Mitigating risk under new ‘Failure to Prevent Fraud’ Offence
The new “failure to prevent fraud” offence came into effect on 1 September, introducing fresh risks for financial institutions and other large companies. Under the legislation, organisations face criminal liability if they fail to put in place adequate procedures to prevent fraud carried out by employees or agents for the benefit of the company.
Speaking to Law360 as part of its report into HSBC becoming one of the first banks to harness AI to respond to the new offense, Spencer West Partners Karl Foster and Nabeel Osman emphasised two key areas of exposure for firms: off-channel communications and regulatory reporting.
Karl Foster highlighted the heightened dangers surrounding unrecorded communications through channels such as WhatsApp.

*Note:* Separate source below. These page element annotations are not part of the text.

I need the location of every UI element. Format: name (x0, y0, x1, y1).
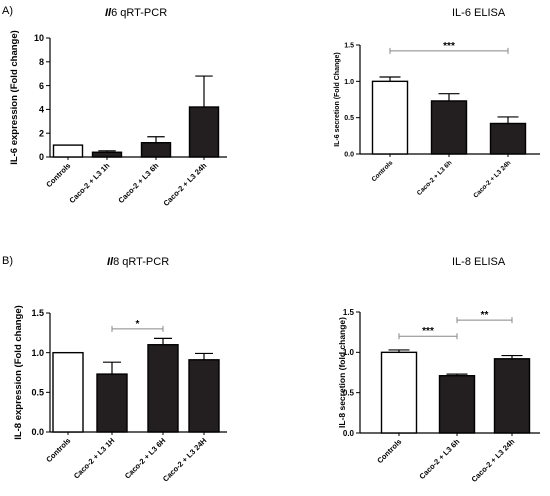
chart-title-rest: IL-8 ELISA (452, 256, 506, 268)
category-label: Caco-2 + L3 24h (162, 161, 209, 208)
chart-title-italic: Il (105, 7, 112, 19)
y-tick-label: 10 (34, 33, 44, 43)
y-axis-label: IL-8 expression (Fold change) (13, 305, 24, 440)
category-label: Caco-2 + L3 1h (67, 161, 111, 205)
y-tick-label: 6 (39, 81, 44, 91)
chart-title-rest: 6 qRT-PCR (111, 7, 167, 19)
y-tick-label: 1.5 (343, 308, 355, 317)
chart-b1: Il8 qRT-PCR IL-8 expression (Fold change)… (13, 256, 227, 484)
chart-title-rest: 8 qRT-PCR (113, 256, 169, 268)
bar-2 (438, 375, 476, 434)
bar-3 (140, 142, 172, 158)
chart-b2: IL-8 ELISA IL-8 secretion (fold change)0.… (337, 256, 540, 484)
y-tick-label: 0.0 (344, 151, 354, 158)
y-tick-label: 0.5 (344, 115, 354, 122)
chart-title: Il8 qRT-PCR (107, 256, 169, 268)
category-label: Caco-2 + L3 6h (116, 161, 160, 205)
y-tick-label: 1.0 (31, 348, 44, 358)
category-label: Caco-2 + L3 24H (161, 436, 208, 483)
chart-a2: IL-6 ELISA IL-6 secretion (Fold Change)0.… (334, 7, 540, 200)
bar-3 (489, 122, 527, 155)
y-tick-label: 2 (39, 128, 44, 138)
y-axis-label: IL-6 expression (Fold change) (9, 30, 20, 165)
category-label: Controls (375, 437, 403, 465)
bar-3 (147, 344, 179, 433)
bar-1 (52, 144, 84, 158)
y-tick-label: 0.0 (343, 429, 355, 438)
category-label: Caco-2 + L3 6h (417, 437, 461, 481)
y-tick-label: 4 (39, 105, 44, 115)
bar-2 (430, 100, 468, 155)
chart-title: IL-8 ELISA (452, 256, 506, 268)
y-tick-label: 0 (39, 152, 44, 162)
y-tick-label: 0.5 (343, 388, 355, 397)
y-tick-label: 1.0 (344, 79, 354, 86)
y-tick-label: 1.0 (343, 348, 355, 357)
category-label: Controls (44, 436, 72, 464)
chart-title: IL-6 ELISA (452, 7, 506, 19)
y-tick-label: 0.5 (31, 387, 44, 397)
category-label: Caco-2 + L3 6H (123, 436, 168, 481)
chart-title-rest: IL-6 ELISA (452, 7, 506, 19)
bar-4 (188, 359, 220, 433)
category-label: Caco-2 + L3 24h (470, 437, 517, 484)
significance-label: ** (481, 310, 489, 321)
y-tick-label: 1.5 (31, 308, 44, 318)
chart-title-italic: Il (107, 256, 114, 268)
category-label: Controls (371, 159, 395, 183)
chart-title: Il6 qRT-PCR (105, 7, 167, 19)
bar-4 (188, 106, 220, 158)
significance-label: *** (443, 41, 455, 52)
bar-2 (96, 373, 128, 433)
significance-label: * (136, 319, 140, 330)
panel-label-b: B) (2, 255, 13, 267)
category-label: Controls (44, 161, 72, 189)
category-label: Caco-2 + L3 1H (72, 436, 117, 481)
category-label: Caco-2 + L3 24h (472, 159, 512, 199)
bar-1 (380, 351, 418, 434)
category-label: Caco-2 + L3 6h (416, 159, 454, 197)
y-tick-label: 1.5 (344, 42, 354, 49)
significance-label: *** (422, 326, 434, 337)
panel-label-a: A) (2, 5, 13, 17)
bar-1 (371, 80, 409, 155)
chart-a1: Il6 qRT-PCR IL-6 expression (Fold change)… (9, 7, 227, 208)
bar-2 (91, 151, 123, 158)
bar-1 (52, 351, 84, 433)
y-tick-label: 8 (39, 57, 44, 67)
y-axis-label: IL-6 secretion (Fold Change) (334, 52, 341, 147)
bar-3 (493, 358, 531, 434)
y-axis-label: IL-8 secretion (fold change) (337, 317, 347, 428)
y-tick-label: 0.0 (31, 427, 44, 437)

“Off-channel communications potentially expose the firm to the offence of ‘failure to prevent fraud,’ even if there is no fraud committed but just the intention. Firms should limit off-channel communications among other measures to reduce the risk of fraud by employees or agents to benefit the company.”
Foster also noted that the Financial Conduct Authority expects firms to take proactive steps in restricting and supervising such communications. He stressed that failure to act in this area leaves firms open to both regulatory scrutiny and increased fraud risk.
Nabeel Osman turned to the importance of how firms manage misconduct reporting under the new law. He explained that coordinated reporting to both the Financial Conduct Authority and the Serious Fraud Office is now a critical measure.
“Parallel reporting to both regulators demonstrates seriousness and reduces concerns around concealment. Dual engagement can be a pragmatic way to retain dialogue with prosecutors and some control over what might happen next.”
Osman added that while many large banks continue to focus on fraud committed against their organisations, the new law requires equal attention to fraud carried out to benefit them. This blind spot could leave institutions vulnerable if left unaddressed.
Together, the pair underline that compliance with the new offense requires more than technological tools. Strong oversight of staff behaviour and clear, coordinated engagement with regulators will be central to reducing exposure.